Real-time Embedded Linux and POSIX RTOSs For Microcontrollers (MCUs)

Monday, July 23, 2007

gdb and multicore are mutually exclusive

I've spent the last few days looking at debugging technology for multicore chips with a view towards real-time embedded with volume applications. In this mix I'm including FPGA solutions which will soon offer the capability to have many cores on one chip, particularly given the Altera C to H compiler and NIOS as well as the offerings of their main competitor Xlinx.

My initial look for debugging solutions is clearly to have a debugger which supports many processors and has a simple user interface. After the last Multicore Expo it was clear that heterogeneous processors were necessary and that it was highly likely that collections of networked and shared memory processors would exist as part of a complex multicore processor.

First, I think the case where many cores are on a chip requires some hardware assist on the chip to support debugging. Multicore register access and a stop all cores capability will be added to most chips but this is largely unsuitable for many applications. Emulator people will be happy but real applications will have to run partially with some ability to control the rest of the application to support debugging. Emulator type solutions could do this but with a severe performance penalty that gets worse as the number of cores grow (using traditional approaches).

To do this type of debugging, a kernel must be running on the chip and there has to be some common debugger interface that talks to the system under test. The connection could be multiple or a single multiplexed connection - it makes little difference in most applications. The debugger on the other hand, must understand the processor type that it is debugging and talk to the common graphical user interface to provide debugging support across all the cores.

I was looking at gdb to solve some of these problems and it seems that it might do a half a job in the case where all the cores run some huge kernel, but it is completely unsuitable in the case where many independent cores running a small kernel are communicating to solve a problem.

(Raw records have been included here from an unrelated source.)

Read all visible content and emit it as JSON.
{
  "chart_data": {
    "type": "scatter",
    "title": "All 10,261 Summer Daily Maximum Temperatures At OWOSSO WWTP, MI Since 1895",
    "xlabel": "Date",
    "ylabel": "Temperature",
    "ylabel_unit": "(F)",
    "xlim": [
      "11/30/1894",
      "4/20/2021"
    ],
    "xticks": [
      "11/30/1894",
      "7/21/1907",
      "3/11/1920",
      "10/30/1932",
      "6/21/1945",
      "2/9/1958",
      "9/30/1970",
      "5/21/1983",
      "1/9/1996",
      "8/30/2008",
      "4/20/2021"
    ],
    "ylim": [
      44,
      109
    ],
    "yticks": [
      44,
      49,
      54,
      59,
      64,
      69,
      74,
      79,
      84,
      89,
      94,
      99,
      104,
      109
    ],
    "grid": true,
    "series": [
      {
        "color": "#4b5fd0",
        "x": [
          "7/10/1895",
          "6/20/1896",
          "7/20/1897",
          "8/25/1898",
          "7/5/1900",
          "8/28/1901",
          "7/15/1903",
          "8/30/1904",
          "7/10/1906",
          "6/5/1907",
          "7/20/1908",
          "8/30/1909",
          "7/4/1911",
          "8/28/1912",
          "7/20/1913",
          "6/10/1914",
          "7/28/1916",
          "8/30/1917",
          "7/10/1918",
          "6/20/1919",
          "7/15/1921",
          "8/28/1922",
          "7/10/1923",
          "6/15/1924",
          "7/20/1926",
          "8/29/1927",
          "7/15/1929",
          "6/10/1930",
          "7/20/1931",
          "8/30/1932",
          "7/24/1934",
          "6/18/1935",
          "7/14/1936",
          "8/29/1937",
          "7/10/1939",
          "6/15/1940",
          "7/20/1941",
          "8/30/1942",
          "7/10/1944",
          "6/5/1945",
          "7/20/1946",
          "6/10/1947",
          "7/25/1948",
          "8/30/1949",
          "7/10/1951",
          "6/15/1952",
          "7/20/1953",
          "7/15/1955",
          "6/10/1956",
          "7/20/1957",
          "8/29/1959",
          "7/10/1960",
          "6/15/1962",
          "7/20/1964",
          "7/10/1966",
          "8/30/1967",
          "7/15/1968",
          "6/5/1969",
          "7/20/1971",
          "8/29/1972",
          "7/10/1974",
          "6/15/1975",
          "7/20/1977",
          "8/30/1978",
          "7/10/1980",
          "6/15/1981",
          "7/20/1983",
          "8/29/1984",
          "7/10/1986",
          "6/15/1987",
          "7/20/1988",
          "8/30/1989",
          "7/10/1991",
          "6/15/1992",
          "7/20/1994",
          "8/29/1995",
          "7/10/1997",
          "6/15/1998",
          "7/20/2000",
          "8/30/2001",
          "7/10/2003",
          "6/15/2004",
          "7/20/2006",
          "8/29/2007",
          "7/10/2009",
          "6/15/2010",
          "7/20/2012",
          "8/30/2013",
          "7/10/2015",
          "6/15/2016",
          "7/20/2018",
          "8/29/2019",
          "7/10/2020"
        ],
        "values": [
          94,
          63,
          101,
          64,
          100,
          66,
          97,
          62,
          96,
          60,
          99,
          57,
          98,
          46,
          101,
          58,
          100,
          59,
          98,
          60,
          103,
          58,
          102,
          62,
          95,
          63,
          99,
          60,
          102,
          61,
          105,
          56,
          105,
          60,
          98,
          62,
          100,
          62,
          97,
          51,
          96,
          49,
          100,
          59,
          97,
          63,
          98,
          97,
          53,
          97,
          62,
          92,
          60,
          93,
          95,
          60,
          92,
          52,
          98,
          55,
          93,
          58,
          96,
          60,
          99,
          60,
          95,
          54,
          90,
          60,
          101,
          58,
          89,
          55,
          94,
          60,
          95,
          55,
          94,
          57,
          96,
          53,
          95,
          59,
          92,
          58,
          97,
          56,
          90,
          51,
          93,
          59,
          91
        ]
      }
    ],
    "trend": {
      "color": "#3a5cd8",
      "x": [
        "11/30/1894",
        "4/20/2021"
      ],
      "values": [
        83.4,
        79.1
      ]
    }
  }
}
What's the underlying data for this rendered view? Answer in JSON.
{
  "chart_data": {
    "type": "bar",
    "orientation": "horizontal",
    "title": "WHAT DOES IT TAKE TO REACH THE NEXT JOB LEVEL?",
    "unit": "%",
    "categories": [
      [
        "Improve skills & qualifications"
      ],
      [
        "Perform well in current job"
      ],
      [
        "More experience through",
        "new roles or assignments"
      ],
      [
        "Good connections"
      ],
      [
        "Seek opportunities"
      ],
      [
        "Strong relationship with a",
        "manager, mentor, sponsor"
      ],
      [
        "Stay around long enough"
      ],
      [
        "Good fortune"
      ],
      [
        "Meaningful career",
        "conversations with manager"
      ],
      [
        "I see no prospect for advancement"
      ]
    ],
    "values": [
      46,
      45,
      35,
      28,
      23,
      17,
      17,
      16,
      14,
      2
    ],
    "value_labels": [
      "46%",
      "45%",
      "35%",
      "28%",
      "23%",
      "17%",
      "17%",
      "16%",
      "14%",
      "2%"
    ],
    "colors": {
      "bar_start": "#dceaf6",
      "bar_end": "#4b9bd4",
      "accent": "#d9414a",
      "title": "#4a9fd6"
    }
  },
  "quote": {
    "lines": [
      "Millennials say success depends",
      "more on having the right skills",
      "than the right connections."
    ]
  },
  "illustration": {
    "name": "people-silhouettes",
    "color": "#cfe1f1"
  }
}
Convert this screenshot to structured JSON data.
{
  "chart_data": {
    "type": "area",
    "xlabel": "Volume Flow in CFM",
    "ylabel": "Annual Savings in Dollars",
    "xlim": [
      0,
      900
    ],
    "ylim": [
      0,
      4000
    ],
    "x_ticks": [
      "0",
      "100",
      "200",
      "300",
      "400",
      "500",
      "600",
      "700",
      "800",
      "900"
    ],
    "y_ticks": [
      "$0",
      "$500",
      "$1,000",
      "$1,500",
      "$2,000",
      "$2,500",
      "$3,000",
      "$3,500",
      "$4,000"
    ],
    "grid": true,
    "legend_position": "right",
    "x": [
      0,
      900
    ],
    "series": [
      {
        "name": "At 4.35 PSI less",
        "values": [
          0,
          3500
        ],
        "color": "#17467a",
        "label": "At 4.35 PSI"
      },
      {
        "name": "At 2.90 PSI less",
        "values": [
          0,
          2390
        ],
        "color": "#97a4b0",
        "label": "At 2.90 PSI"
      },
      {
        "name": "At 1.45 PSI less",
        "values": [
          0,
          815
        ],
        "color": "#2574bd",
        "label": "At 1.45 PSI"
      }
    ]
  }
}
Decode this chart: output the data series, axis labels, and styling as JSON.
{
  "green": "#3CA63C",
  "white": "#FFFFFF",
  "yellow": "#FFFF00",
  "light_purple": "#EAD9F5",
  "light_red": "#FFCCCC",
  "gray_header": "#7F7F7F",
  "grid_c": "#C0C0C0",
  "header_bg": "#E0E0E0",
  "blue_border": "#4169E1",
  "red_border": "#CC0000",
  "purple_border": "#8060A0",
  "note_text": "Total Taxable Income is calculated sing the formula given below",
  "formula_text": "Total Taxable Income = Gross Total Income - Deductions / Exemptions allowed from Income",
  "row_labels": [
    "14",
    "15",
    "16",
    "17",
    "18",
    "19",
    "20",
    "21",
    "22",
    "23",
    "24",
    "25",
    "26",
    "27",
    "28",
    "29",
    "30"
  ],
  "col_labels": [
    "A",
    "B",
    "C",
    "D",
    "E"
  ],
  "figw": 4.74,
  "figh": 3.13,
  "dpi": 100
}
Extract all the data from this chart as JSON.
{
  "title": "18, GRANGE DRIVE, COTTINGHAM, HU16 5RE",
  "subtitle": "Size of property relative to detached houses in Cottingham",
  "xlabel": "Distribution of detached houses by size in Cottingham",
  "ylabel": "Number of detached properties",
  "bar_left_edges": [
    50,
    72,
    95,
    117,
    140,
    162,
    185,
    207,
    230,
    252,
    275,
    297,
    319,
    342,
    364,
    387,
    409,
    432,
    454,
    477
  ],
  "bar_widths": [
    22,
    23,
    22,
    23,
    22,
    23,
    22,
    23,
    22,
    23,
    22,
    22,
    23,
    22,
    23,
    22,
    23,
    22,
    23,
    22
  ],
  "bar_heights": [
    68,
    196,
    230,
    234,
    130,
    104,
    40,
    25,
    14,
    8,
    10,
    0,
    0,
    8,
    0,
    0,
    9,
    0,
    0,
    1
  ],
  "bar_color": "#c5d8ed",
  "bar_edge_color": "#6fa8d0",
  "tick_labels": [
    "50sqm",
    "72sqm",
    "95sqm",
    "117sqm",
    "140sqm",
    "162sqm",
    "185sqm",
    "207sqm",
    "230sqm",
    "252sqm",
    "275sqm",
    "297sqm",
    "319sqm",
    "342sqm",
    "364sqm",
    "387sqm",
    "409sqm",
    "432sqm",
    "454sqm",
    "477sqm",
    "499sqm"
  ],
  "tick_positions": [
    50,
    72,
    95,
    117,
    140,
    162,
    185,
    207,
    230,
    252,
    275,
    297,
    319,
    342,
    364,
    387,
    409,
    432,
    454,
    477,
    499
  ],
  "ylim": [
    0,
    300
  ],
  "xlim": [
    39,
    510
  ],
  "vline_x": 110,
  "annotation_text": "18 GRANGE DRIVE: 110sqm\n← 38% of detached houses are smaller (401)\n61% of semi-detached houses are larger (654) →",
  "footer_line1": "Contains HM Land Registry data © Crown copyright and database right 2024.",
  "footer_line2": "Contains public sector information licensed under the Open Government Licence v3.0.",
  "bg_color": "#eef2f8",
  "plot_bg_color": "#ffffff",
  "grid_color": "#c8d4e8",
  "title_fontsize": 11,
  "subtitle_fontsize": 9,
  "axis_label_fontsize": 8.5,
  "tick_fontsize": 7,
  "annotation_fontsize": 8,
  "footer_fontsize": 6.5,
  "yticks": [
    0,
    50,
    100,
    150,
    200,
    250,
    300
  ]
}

For a start, it is highly complex for absolutely no reason. The remedy debugger meets almost all criteria to do this with 10% of the bulk of gdb and far less complexity. What went wrong here? How did the debugger get so large and complex with no apparent value added? It is not that remedy is much less functional, as a matter of fact, it offers support for 8 processor types and the user can select any one of them for any core on the fly. Doing a port for a new processor is much simpler too - the disassembler is separate, the register understanding and memory/stack unravelling is done with a few simple routines which are easily understood and the symbol table info is relatively standard.

It would be great if someone could provide some insight to me and others on this issue. I don't relish porting remedy to a raft of new processors that gdb already supports but it seems like it will be less work and better functionality in the long run.

I should add here that this is for this specific case that gdb seems less than attractive. For the case of debugging a single core, it does the job. The downside is that it likely takes months to do a new processor type instead of a few weeks because of all the extra complexity.